Colombian Countryside: Jardín & Los Andes

Location Jardín Colombia | Dates August 4-6 | Accommodation Sergent Pepper’s

When we boarded our bus to Jardín we were alarmed to see the attendant handing out barf bags to everyone onboard and prepared for another rough ride. A quick 3(+) hour ride later through beautiful landscapes we arrived.

Jardín is a pueblo in the countryside, which sees a lot less tourists than Guatapé and still manages to preserve a traditional Colombian feel. Often described as one of the most beautiful towns in the entire country, the main square is dotted with brightly painted chairs, coffee shops and bars, and real life cowboys. 

Downtown Jardín & The Square

Arriving on Saturday meant we got to really enjoy the town’s culture as everyone was out and about. We headed straight for the main square, made of dark bricks and anchored by a church with sharp metal spires, which was impressive although incongruous with the landscape. It looked new, but the plaque told us it was old. For lumch we enjoyed an overpriced menu (we were starving and desperate) at Restaurante las Margaritas.

We selected one of the many local bars on the square and took our spot among the cowboys in their hats and ponchos. We enjoyed Colombian beer from bottles (less than $1 each!), with a pair of beers delivered to us from “el rojo,” a man in red across the square with a large chain cross on his neck. We stayed watching coffee shops turn to clubs (not really clubs but they had disco lights) and cowboys come by for drinks trotting into town on horseback. Said cowboys also left the bar on horseback, definitely drunk in some instances, weaving uncertainly down the dark cobblestones towards their hillside homes.

Gallito de Roca Preserve

We took a bit of time to visit a preserve home to the Andean cock-of-the-rock, the iconic bird with the lumpy red head we’d seen from Bolivia upwards but had yet to see in real life. Down a steep rocked path behind town, the sanctuary is located aside a woman’s home and only open for 2 hours a day (early morning and afternoon). We thought we’d missed it, but while we were debating at the gate the lady materialized, let us in, and charged us the obscene fee of 10,000COP each. Our view of the birds did not disappoint, and we finally saw the neon red creatures up close and personal (heard their mating calls up close, too).

Hike to Cristo Rey

Like many towns in South America, Jardín is topped off with a large, whitewashed statue of Jesus looking down from the hilltop. As usual, it began downpouring the morning we planned to do this short hike. We went anyway. It took about 20 minutes up the muddy mountain, through green-green grasses soaked in water. The view of town is likely amazing when it’s not hidden in clouds. There’s a cable car up but it was out of operation, and we saw no one on our hike. At the top, we discovered some prime nature – bananas growing on trees up close (and not covered in the plastic bags common at the actual farms) which I called “nana primes,” mangoes growing off trees, spiders, perfect dewdrops and even some coffee plants! We used our skills learned at Salento’s coffee farm to identify the beans and plucked a few ripe ones for fun.

Los Andes

On our way to Jardín we passed a bustling town called Los Andes, and determined to go back the 25 minutes to check it out. We grabbed tickets for a shared van there and took our seat in — wait for it — the back row. Leaving Jardín we were stopped by some police which was a common occurrence and nothing new, except this time they asked for ID. I had my license with me, but Sarah had left hers behind secured in the hostel. When she told them this, they asked “why not” she didn’t have it. Luckily a recitation of her passport number was acceptable. As the police turned away he said to her: “We have an order to capture you.” It took Sarah a minute to catch on and laugh appropriately; the second Colombia kidnapping joke in as many days.

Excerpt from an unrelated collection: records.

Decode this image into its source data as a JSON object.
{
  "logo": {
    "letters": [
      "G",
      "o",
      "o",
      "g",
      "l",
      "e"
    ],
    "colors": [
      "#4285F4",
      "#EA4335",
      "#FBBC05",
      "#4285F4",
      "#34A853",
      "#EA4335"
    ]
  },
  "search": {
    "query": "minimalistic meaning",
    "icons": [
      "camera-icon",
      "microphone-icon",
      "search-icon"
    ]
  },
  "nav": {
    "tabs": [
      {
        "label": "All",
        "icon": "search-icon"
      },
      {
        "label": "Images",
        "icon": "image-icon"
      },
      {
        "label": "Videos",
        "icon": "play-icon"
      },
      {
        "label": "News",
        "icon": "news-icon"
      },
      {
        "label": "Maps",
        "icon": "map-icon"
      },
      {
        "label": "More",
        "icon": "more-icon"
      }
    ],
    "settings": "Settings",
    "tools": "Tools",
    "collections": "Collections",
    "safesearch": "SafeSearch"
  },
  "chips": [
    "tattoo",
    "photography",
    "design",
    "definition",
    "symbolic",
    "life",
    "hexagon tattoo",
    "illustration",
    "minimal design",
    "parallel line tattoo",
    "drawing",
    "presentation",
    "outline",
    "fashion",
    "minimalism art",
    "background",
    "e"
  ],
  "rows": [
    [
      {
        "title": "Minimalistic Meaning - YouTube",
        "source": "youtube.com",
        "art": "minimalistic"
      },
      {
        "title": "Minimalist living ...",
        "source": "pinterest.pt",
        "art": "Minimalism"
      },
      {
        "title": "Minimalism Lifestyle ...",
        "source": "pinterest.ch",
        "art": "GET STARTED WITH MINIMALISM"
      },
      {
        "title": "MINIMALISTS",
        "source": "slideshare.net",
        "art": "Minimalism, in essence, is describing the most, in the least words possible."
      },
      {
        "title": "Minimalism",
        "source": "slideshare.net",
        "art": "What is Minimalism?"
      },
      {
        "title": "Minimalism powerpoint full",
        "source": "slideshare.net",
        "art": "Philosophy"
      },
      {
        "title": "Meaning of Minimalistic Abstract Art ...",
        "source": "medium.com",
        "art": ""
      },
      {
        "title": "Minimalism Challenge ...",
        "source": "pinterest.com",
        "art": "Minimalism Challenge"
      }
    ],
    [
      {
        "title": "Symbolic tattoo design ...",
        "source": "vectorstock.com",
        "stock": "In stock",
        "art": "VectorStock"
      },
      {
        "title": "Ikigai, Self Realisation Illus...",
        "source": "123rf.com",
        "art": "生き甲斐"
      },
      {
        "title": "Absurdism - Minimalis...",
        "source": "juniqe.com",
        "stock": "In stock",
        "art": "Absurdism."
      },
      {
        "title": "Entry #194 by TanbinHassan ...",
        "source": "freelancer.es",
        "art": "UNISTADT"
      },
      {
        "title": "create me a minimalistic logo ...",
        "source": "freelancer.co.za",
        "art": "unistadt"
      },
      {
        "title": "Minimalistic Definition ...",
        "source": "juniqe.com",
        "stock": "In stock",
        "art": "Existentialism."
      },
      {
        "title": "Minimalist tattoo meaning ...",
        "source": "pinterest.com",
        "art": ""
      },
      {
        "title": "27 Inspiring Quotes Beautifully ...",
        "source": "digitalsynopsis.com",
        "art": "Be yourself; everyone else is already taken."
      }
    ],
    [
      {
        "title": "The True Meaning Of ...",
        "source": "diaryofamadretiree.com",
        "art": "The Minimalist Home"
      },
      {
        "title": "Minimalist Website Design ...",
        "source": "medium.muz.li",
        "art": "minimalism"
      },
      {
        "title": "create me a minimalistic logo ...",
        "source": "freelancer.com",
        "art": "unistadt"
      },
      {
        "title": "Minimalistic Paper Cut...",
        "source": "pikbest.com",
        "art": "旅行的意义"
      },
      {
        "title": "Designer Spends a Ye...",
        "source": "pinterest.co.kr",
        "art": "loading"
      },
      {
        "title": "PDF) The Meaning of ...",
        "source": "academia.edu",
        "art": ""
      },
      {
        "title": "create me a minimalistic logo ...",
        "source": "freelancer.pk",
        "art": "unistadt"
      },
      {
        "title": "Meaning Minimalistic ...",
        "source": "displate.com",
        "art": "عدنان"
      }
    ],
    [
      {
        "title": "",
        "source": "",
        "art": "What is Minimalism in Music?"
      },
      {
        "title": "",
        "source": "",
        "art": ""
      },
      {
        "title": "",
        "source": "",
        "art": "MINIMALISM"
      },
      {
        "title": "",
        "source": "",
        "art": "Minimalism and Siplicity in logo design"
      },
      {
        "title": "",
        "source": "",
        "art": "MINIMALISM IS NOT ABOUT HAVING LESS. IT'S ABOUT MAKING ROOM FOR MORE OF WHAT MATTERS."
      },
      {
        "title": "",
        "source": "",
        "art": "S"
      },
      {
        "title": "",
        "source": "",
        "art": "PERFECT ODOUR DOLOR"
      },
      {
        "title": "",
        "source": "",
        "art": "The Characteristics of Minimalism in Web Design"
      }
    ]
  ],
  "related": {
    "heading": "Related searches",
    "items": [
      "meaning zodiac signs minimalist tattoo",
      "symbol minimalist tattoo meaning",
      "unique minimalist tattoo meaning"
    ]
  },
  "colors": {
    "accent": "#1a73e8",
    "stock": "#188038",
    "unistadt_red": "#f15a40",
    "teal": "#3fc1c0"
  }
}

Los Andes is substantially more bustling than Jardín — and also much more authentic. In our half day there we saw no other tourists (!!) and it felt extremely authentic. We wandered the streets, pausing on the packed main square to enjoy some street snacks (popcorn with condensed milk on it) among the many cowboys, families and teen girls milling about drinking tintos (coffee) and beer. We enjoyed an egg and meat filled arepa, views of some churches, and climbing stairs winding up the mountain. No town would be complete without a visit to the Mercado Central — this one bustling and full of police and men trying to sell us hunks of raw meat (why?). We enjoyed cheap beers at one of the local bars lining the busy street, staring across the road at the chivas (brightly colored open-air vehicles that transport people, you may remember from Ecuador).

Our bus back was quite eventful. We stopped speeding and passing when we came upon a broken-down bus; before we knew it our driver was pulling over and removing his shirt. Of course, he was stopping to help. Later, he stopped the bus in a random town so he could shower and people entered the bus from nowhere.

Getting There

Two buses go between Medellín and Jardín – Rapido Ocho and Transportes Suroeste Antioqueño. Buses leave from Medellín’s south terminal, with several departures and arrivals each day. Easy enough to buy tickets right at the window upon arrival on either end.